News and Information

Malagasy wilderness in the balance
February 14, 2005

By Tim Cocks
BBC News, Madagascar


Madagascar is fast losing its forest wilderness. But villagers are angered by moves to prevent them cutting down trees in recently created nature reserves.


Dozens of species of lemurs inhabit the island


The huge Indian Ocean island is home to some 200,000 plant and animal species - three-quarters of which are found nowhere else and are the product of millions of years of separate evolution since it broke away from Africa when the continents first formed.

Rolling hills cushioned with thick green forest stretch for miles in every direction. Coniferous trees rub branches with weird, spidery plants. The sky is awash with multi-coloured tropical birds. The trees echo with the high pitched squeal of the indri lemur.

But it is not long before the scene gives way to barren, eroded grassland. In places, the soil erosion is so bad as to leave deep earth-red gashes on the hillsides.

Very little grows here and there are no wild animals.

'This has to stop'

Environmentalists say traditional "slash-and-burn" farming - where forests are cut down and set ablaze to clear land for planting subsistence crops - is destroying its unique rainforest cover and threatens to kill off its endangered wildlife altogether.



This is our way of life. If we can't cut the forests, we can't feed ourselves



Dimanche Dimasy
Mahatsara chief elder


The island's treasures include dozens of species of lemurs - a family of primates older than the monkey and a distant relative of humans - as well as several endemic birds and a colourful cast of chameleons.

At the World Parks Congress in South Africa in 2003, President Marc Ravalomanana delighted conservationists when he pledged to more than triple the size of Madagascar's nature reserves from 1.7m hectares to 6m hectares by the end of 2008.

"[There is] a very strong mandate from the government and from the president himself who is following this through and is setting milestones, " says Helen Crowley, country director of the New York-based Wildlife Conservation Society.

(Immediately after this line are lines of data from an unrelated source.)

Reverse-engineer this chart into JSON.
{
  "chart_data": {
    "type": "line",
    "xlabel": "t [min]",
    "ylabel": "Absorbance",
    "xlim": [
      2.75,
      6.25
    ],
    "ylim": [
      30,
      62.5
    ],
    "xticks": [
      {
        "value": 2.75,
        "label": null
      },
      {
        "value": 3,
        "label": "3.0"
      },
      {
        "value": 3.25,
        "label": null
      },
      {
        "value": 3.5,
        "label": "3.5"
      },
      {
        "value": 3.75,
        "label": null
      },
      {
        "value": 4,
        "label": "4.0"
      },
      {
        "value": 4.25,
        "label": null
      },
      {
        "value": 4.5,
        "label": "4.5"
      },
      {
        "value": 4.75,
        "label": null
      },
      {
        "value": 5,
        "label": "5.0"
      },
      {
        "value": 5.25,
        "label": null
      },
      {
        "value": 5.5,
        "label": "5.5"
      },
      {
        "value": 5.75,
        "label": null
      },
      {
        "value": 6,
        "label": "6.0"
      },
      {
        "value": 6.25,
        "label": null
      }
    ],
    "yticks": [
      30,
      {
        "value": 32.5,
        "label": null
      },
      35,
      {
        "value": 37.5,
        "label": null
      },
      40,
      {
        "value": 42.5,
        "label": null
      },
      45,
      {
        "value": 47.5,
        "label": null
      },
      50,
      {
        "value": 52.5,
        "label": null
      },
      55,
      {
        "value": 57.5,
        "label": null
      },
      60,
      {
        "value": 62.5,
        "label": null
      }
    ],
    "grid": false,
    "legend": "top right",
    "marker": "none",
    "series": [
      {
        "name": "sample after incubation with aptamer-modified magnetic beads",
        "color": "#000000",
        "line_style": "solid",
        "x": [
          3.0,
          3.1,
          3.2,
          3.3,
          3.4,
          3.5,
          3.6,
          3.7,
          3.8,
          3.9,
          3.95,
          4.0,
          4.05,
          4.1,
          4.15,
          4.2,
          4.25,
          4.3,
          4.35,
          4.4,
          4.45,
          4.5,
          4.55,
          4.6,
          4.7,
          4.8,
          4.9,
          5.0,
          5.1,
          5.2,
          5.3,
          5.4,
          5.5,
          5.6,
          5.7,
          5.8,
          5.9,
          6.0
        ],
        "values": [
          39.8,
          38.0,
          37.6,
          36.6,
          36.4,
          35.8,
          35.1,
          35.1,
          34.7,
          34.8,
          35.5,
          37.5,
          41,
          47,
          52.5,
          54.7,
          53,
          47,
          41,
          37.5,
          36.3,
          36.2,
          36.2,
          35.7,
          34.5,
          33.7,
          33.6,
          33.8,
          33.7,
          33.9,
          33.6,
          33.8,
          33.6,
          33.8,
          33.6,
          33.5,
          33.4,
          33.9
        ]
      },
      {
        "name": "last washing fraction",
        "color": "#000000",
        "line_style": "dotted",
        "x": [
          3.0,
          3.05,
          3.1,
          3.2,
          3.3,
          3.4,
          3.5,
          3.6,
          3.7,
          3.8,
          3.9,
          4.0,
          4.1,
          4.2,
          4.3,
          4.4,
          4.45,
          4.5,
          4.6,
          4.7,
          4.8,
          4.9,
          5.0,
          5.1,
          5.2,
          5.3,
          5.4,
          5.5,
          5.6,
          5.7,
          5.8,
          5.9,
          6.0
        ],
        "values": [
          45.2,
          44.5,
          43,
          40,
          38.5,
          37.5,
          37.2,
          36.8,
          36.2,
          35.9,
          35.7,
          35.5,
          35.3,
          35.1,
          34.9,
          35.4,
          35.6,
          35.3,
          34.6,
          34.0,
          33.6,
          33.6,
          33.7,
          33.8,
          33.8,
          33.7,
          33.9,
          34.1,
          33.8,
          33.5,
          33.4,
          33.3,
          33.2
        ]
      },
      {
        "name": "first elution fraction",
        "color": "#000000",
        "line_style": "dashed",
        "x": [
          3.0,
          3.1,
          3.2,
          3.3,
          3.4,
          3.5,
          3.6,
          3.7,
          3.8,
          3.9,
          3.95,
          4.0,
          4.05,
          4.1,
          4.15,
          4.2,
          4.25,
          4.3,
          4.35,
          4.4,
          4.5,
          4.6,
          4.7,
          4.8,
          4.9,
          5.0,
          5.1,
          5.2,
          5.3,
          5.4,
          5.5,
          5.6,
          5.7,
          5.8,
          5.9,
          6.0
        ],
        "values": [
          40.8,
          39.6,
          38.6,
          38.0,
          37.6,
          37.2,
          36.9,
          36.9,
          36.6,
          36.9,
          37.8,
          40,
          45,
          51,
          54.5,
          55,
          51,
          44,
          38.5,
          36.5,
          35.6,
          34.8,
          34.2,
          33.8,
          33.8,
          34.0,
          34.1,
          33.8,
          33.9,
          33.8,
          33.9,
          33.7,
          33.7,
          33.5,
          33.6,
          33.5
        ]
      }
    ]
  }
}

"He's been likened to [former U.S. President] Teddy Roosevelt at the start of the last century, who saw his country's wilderness getting decimated and said: 'This has to stop'."

'Burning for generations'


But aid workers say putting the plan into action on an island in which three-quarters of people live in abject poverty will be tough.

The government has drawn up a map of the areas it wants to target and has started negotiating with local communities before enforcing any bans on chopping trees.

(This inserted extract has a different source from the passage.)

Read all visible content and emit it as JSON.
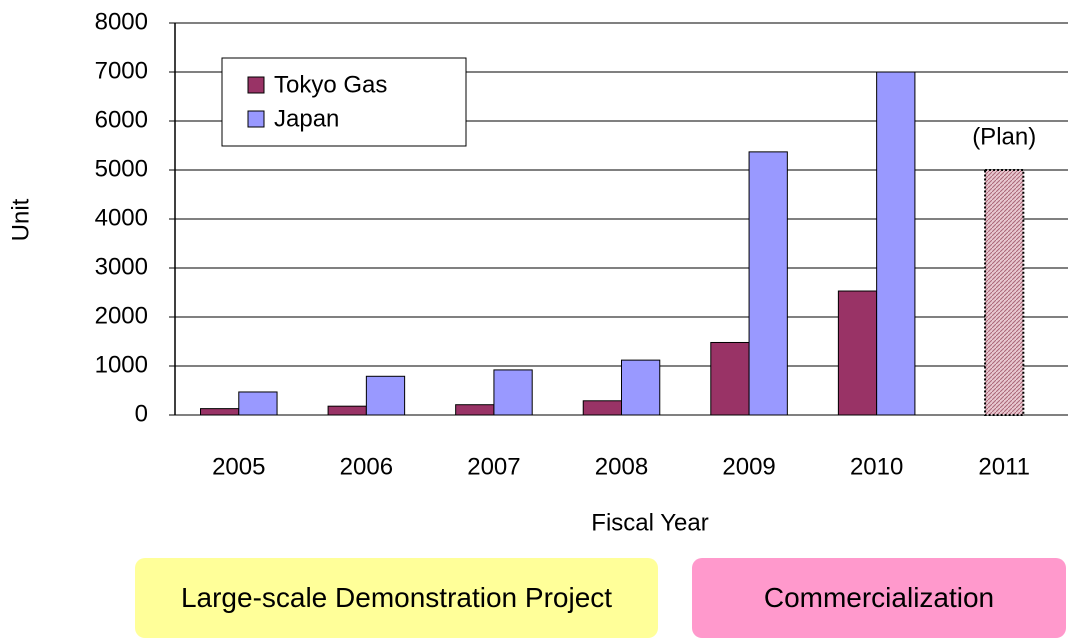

Protecting the land of lemurs


A number of steps have been taken to sensitise rural communities about the need to preserve the forests, it says.

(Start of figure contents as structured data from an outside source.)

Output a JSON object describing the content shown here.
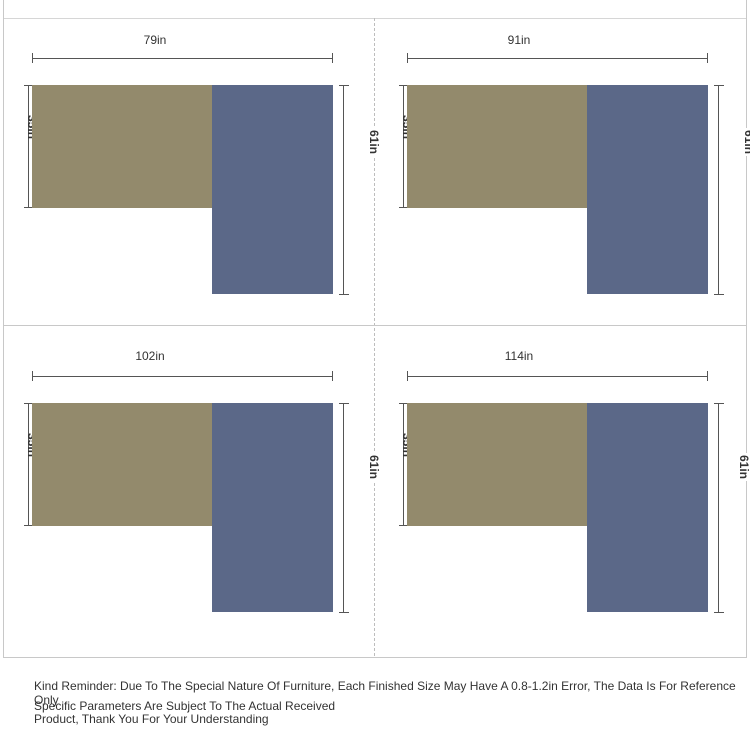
{
  "panels": [
    {
      "width_label": "79in",
      "depth_label": "35in",
      "length_label": "61in"
    },
    {
      "width_label": "91in",
      "depth_label": "35in",
      "length_label": "61in"
    },
    {
      "width_label": "102in",
      "depth_label": "35in",
      "length_label": "61in"
    },
    {
      "width_label": "114in",
      "depth_label": "35in",
      "length_label": "61in"
    }
  ],
  "colors": {
    "chaise_section": "#938a6c",
    "main_section": "#5b6888"
  },
  "note": {
    "line1": "Kind Reminder: Due To The Special Nature Of Furniture, Each Finished Size May Have A 0.8-1.2in Error, The Data Is For Reference Only",
    "line2": "Specific Parameters Are Subject To The Actual Received",
    "line3": "Product, Thank You For Your Understanding"
  }
}
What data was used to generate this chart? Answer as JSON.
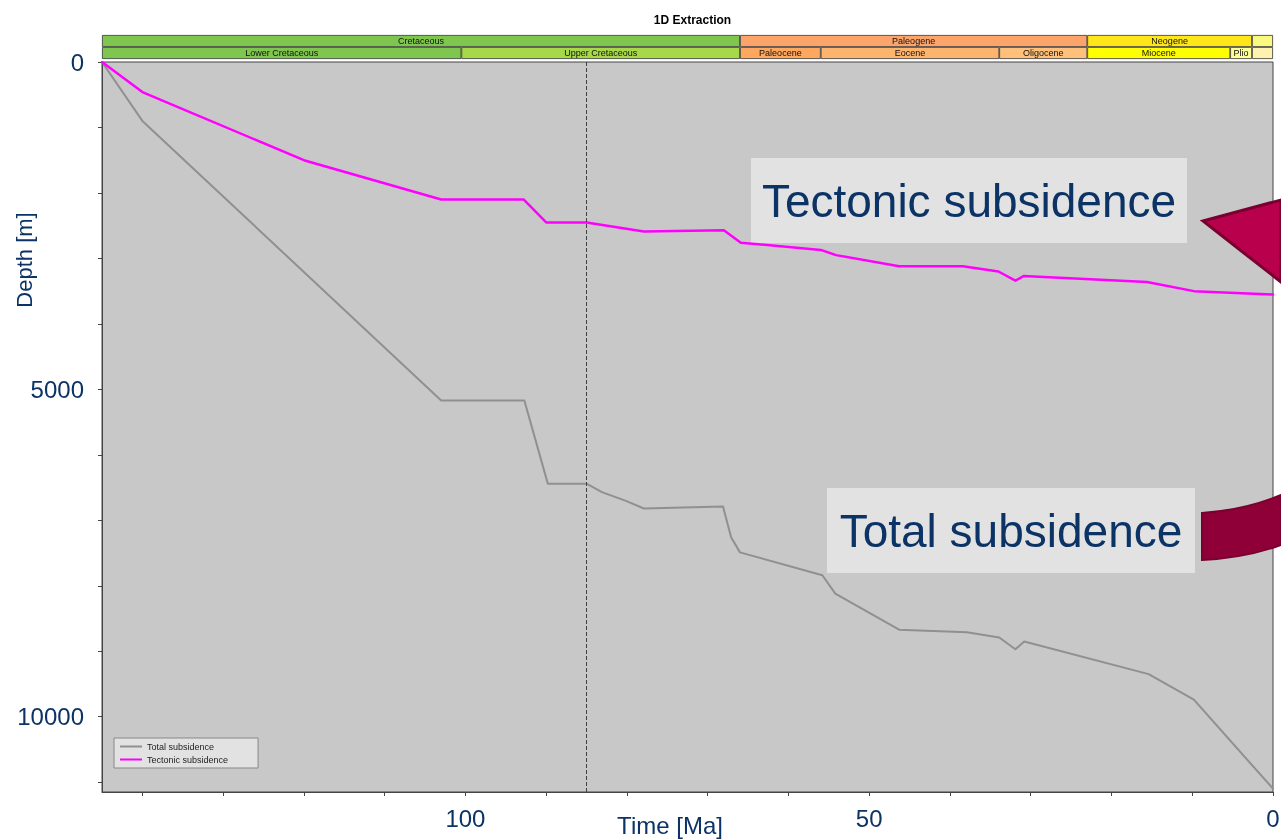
{
  "chart_data": [
    {
      "type": "bar",
      "title": "1D Extraction",
      "orientation": "horizontal",
      "stacked": true,
      "categories": [
        null,
        null
      ],
      "xlim": [
        145,
        0
      ],
      "tick_labels": false,
      "series": [
        {
          "values": [
            2.6,
            2.6
          ],
          "colors": [
            "#f9f97f",
            "#fff2ae"
          ],
          "value_labels": [
            null,
            null
          ]
        },
        {
          "values": [
            20.4,
            2.7
          ],
          "colors": [
            "#ffe619",
            "#ffff99"
          ],
          "value_labels": [
            "Neogene",
            "Plio"
          ]
        },
        {
          "values": [
            43,
            17.7
          ],
          "colors": [
            "#fda46b",
            "#ffff00"
          ],
          "value_labels": [
            "Paleogene",
            "Miocene"
          ]
        },
        {
          "values": [
            79,
            10.9
          ],
          "colors": [
            "#7fc64e",
            "#fec07a"
          ],
          "value_labels": [
            "Cretaceous",
            "Oligocene"
          ]
        },
        {
          "values": [
            null,
            22.1
          ],
          "colors": [
            null,
            "#fdb46c"
          ],
          "value_labels": [
            null,
            "Eocene"
          ]
        },
        {
          "values": [
            null,
            10
          ],
          "colors": [
            null,
            "#fda75f"
          ],
          "value_labels": [
            null,
            "Paleocene"
          ]
        },
        {
          "values": [
            null,
            34.5
          ],
          "colors": [
            null,
            "#a6d84a"
          ],
          "value_labels": [
            null,
            "Upper Cretaceous"
          ]
        },
        {
          "values": [
            null,
            44.5
          ],
          "colors": [
            null,
            "#7fc64e"
          ],
          "value_labels": [
            null,
            "Lower Cretaceous"
          ]
        }
      ]
    },
    {
      "type": "line",
      "xlabel": "Time [Ma]",
      "ylabel": "Depth [m]",
      "xlim": [
        145,
        0
      ],
      "ylim": [
        11150,
        0
      ],
      "xticks": [
        {
          "value": 140,
          "label": null
        },
        {
          "value": 130,
          "label": null
        },
        {
          "value": 120,
          "label": null
        },
        {
          "value": 110,
          "label": null
        },
        100,
        {
          "value": 90,
          "label": null
        },
        {
          "value": 80,
          "label": null
        },
        {
          "value": 70,
          "label": null
        },
        {
          "value": 60,
          "label": null
        },
        50,
        {
          "value": 40,
          "label": null
        },
        {
          "value": 30,
          "label": null
        },
        {
          "value": 20,
          "label": null
        },
        {
          "value": 10,
          "label": null
        },
        0
      ],
      "yticks": [
        0,
        {
          "value": 1000,
          "label": null
        },
        {
          "value": 2000,
          "label": null
        },
        {
          "value": 3000,
          "label": null
        },
        {
          "value": 4000,
          "label": null
        },
        5000,
        {
          "value": 6000,
          "label": null
        },
        {
          "value": 7000,
          "label": null
        },
        {
          "value": 8000,
          "label": null
        },
        {
          "value": 9000,
          "label": null
        },
        10000,
        {
          "value": 11000,
          "label": null
        }
      ],
      "legend": "bottom left",
      "marker": "none",
      "line_style": "solid",
      "series": [
        {
          "name": "Total subsidence",
          "color": "#909090",
          "x": [
            145,
            140,
            103,
            92.7,
            89.8,
            85,
            83.1,
            80.2,
            77.9,
            68.1,
            67.1,
            66,
            55.8,
            54.2,
            46.3,
            37.9,
            33.9,
            31.9,
            30.8,
            15.4,
            9.8,
            0
          ],
          "values": [
            0,
            900,
            5170,
            5170,
            6440,
            6440,
            6570,
            6700,
            6820,
            6790,
            7260,
            7490,
            7840,
            8120,
            8670,
            8710,
            8790,
            8970,
            8850,
            9350,
            9740,
            11100
          ]
        },
        {
          "name": "Tectonic subsidence",
          "color": "#ff00ff",
          "x": [
            145,
            140,
            120,
            103,
            92.8,
            90,
            85,
            77.9,
            68,
            65.9,
            56,
            54.1,
            46.3,
            38.4,
            34,
            31.9,
            30.9,
            15.6,
            9.8,
            0
          ],
          "values": [
            0,
            460,
            1500,
            2100,
            2100,
            2450,
            2450,
            2590,
            2570,
            2760,
            2870,
            2950,
            3120,
            3120,
            3200,
            3340,
            3270,
            3360,
            3500,
            3550
          ]
        }
      ],
      "ref_lines": [
        {
          "axis": "x",
          "value": 85,
          "color": "#404040",
          "line_style": "dashed"
        }
      ],
      "annotations": [
        "Tectonic subsidence",
        "Total subsidence"
      ]
    }
  ]
}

But when I went to visit a recently-created forest reserve, in which slash-and-burn farming has been strictly banned, I didn't see too much evidence of locals being consulted.

"Our village has been burning forests to plant rice here for generations. Then suddenly they come and tell us we no longer have the right to do this," said Dimanche Dimasy, chief elder of Mahatsara village, which lies deep inside the eastern Mantadia forest reserve.

"This is our way of life. If we can't cut the forests, we can't feed ourselves.

"The government want to protect the forests but nobody cares about protecting the peasants who live here."

Conservationists say there are long-term benefits to the poor if they conserve the forests, as the land retains water and nutrients.

Soil on land where trees have been cut down quickly erodes away, rendering it useless, so more land soon has to be cleared.

Day-to-day needs

But government officials say persuading poor farming communities of the value of preserving Madagascar's wild forest needs a fundamental shift in ways of thinking.



It isn't easy to change how people think in the countryside



Sylvain Rabotoarison
Environment minister


"When people are poor they are only thinking of their immediate day-to-day needs," says Environment Minister Sylvain Rabotoarison.

"We need to educate people on why it is important to preserve the environment. But it isn't easy to change how people think in the countryside - it means changing some very old habits."

It might also mean finding something else for them to do.

Plans are underway to teach better rice growing techniques that increase yields using less land and conservation groups are handing out energy efficient stoves to reduce the need for chopping trees for firewood.

But much hangs on whether tangible short-term benefits can be brought to Madagascar's rural poor.

Without their cooperation, President Ravalomanana's pledge looks unlikely to succeed.